In a conversation with a group of digital media publishers and broadcasters, the premier indicated that, at the behest of India, the IS extremist group had carried out the killing of Shia Hazara coal miners last Sunday in Balochistan’s Mach district.
He said the genesis of radical sectarianism in Balochistan lay in the Afghan jihad of the 1980s, when addressing a question about the Hazara murders.
In March last year, Prime Minister Imran said his government had been given an intelligence briefing that India planned to “inflame sectarianism” in Pakistan by launching Shia and Sunni killings.
For a while, this was going on. Full marks [to] our ISI and world-class agencies that pre-empted this,”This was going on for a while. Full marks [to] our ISI and world-class agencies that pre-empted this,”
He said sectarian parties had morphed into the IS and regretted that, because of its tiny voting bank, successive federal governments had not paid enough attention to Balochistan.
Balochistan’s difficulties were also attributed by the Prime Minister to its sardari regime, in which he said that tribal leaders would enter into an alliance with federal governments; under that alliance, Balochistan’s development funds were invested by sardars and did not meet the people.
So the people [in Balochistan] are weak, but the Sardars have become very powerful over a period of time,”So the people [in Balochistan] are poor but the sardars over a period of time have become very powerful,”

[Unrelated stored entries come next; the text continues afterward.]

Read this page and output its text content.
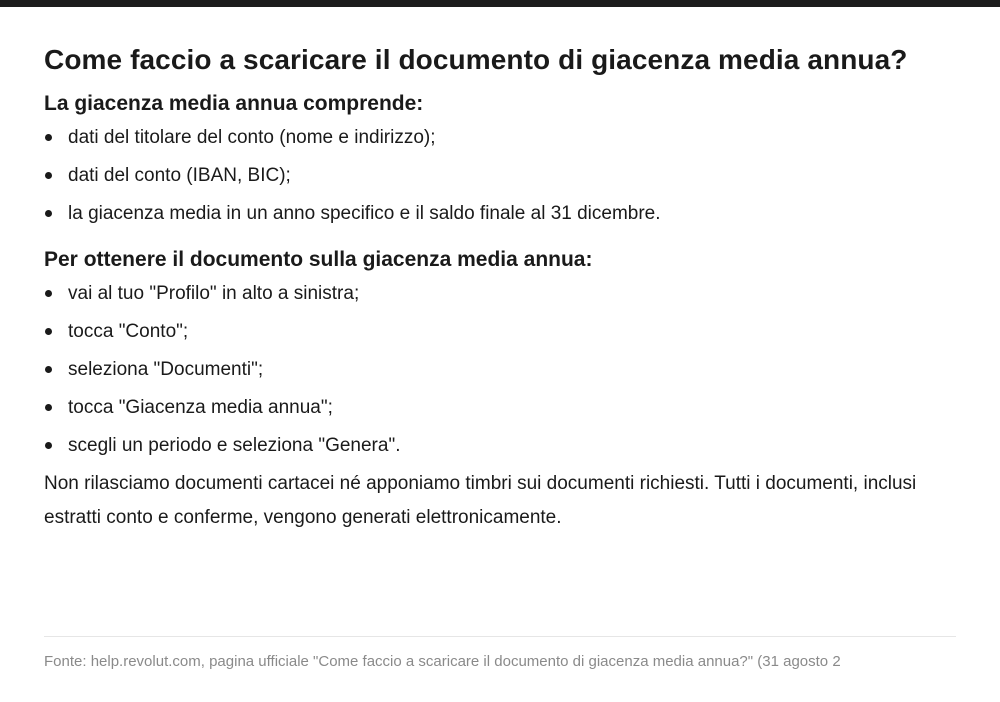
Come faccio a scaricare il documento di giacenza media annua?
La giacenza media annua comprende:
dati del titolare del conto (nome e indirizzo);
dati del conto (IBAN, BIC);
la giacenza media in un anno specifico e il saldo finale al 31 dicembre.
Per ottenere il documento sulla giacenza media annua:
vai al tuo "Profilo" in alto a sinistra;
tocca "Conto";
seleziona "Documenti";
tocca "Giacenza media annua";
scegli un periodo e seleziona "Genera".

Non rilasciamo documenti cartacei né apponiamo timbri sui documenti richiesti. Tutti i documenti, inclusi estratti conto e conferme, vengono generati elettronicamente.

Fonte: help.revolut.com, pagina ufficiale "Come faccio a scaricare il documento di giacenza media annua?" (31 agosto 2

Prime Minister Imran said his administration was the first government to concentrate on the province’s socio-economic growth. He said the government had given South Balochistan a big development package for the first time, but admitted that “it is a large area for which a lot of funds are needed which we don’t have at the moment.”
Praising Balochistan’s results, Chief Minister Jam Kamal Khan Alyani said the government was making efforts to reform the province’s current legacy.

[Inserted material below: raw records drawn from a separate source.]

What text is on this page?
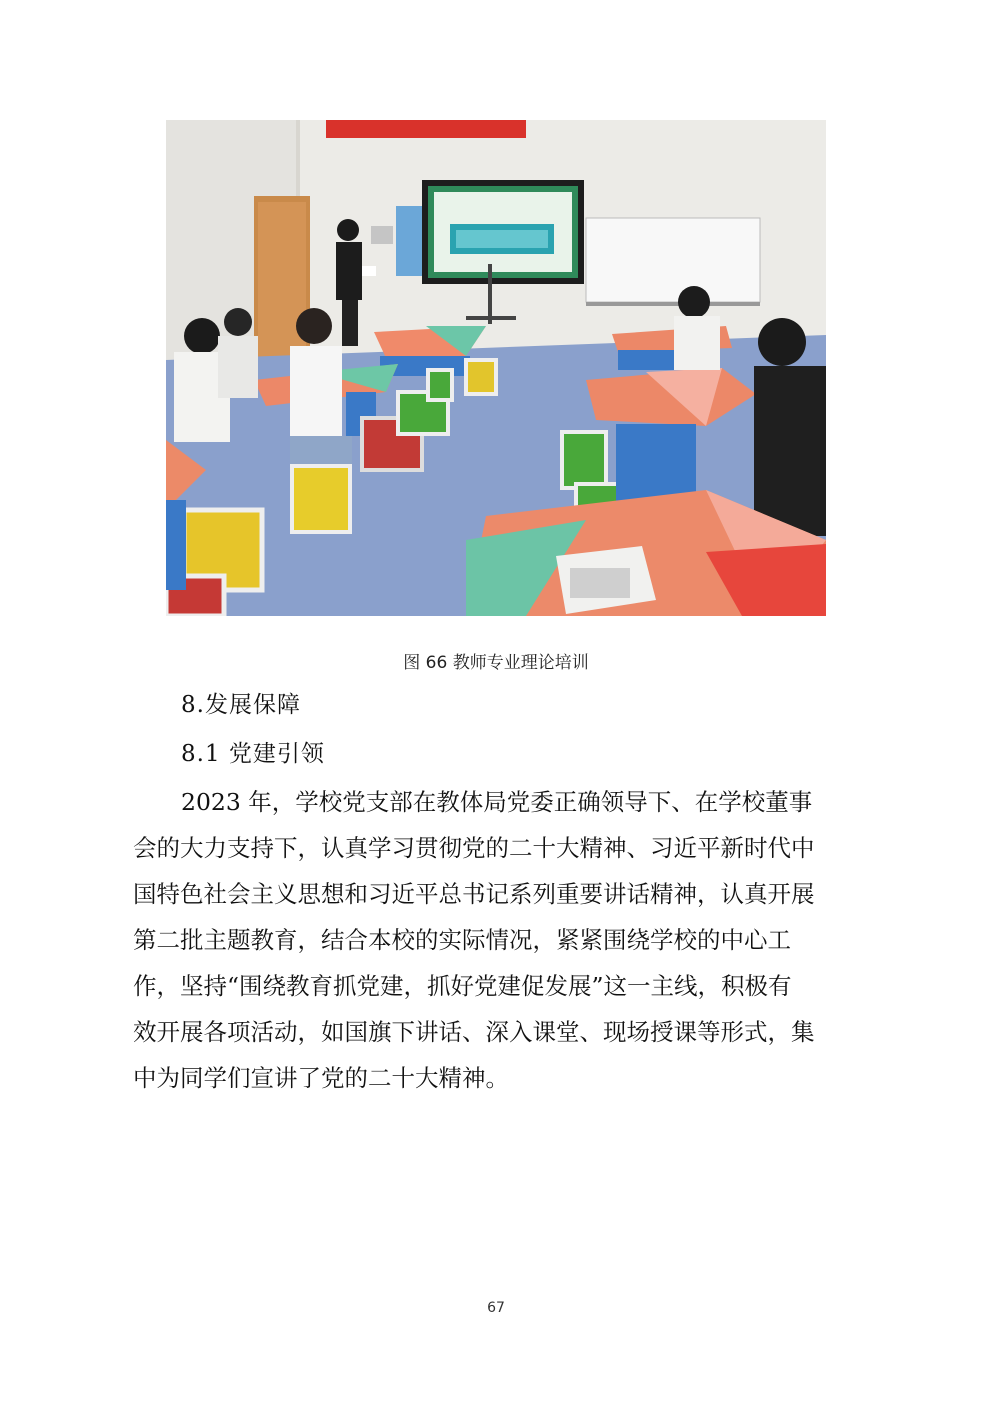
图 66 教师专业理论培训
8.发展保障
8.1 党建引领
2023 年，学校党支部在教体局党委正确领导下、在学校董事
会的大力支持下，认真学习贯彻党的二十大精神、习近平新时代中
国特色社会主义思想和习近平总书记系列重要讲话精神，认真开展
第二批主题教育，结合本校的实际情况，紧紧围绕学校的中心工
作，坚持“围绕教育抓党建，抓好党建促发展”这一主线，积极有
效开展各项活动，如国旗下讲话、深入课堂、现场授课等形式，集
中为同学们宣讲了党的二十大精神。
67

The Prime Minister’s remarks come a week after the horrific massacre of 11 miners belonging to the Shia Hazara group in the Mach coalfield region. Early on January 3, armed gunmen stormed their residential compound where they were unconscious, blindfolded and trussed them before executing them. The IS assumed responsibility for the attack, also known by the Arabic acronym Daesh.
On the same day, relatives and locals began a rally against the killings, arranging the coffins of miners on the Western Bypass on the outskirts of Quetta and refusing to bury them in a symbolic gesture before the visit and promise of safety by the prime minister.
Subsequently, the demonstrations spread to other areas of the country, including Peshawar, Lahore and Karachi, where many main roads were blocked by protesters, disrupting traffic.
After a deadlock of almost a week, negotiations between the demonstrators and the government succeeded, leading to the conclusion of Saturday’s demonstrations and the burying of the miners.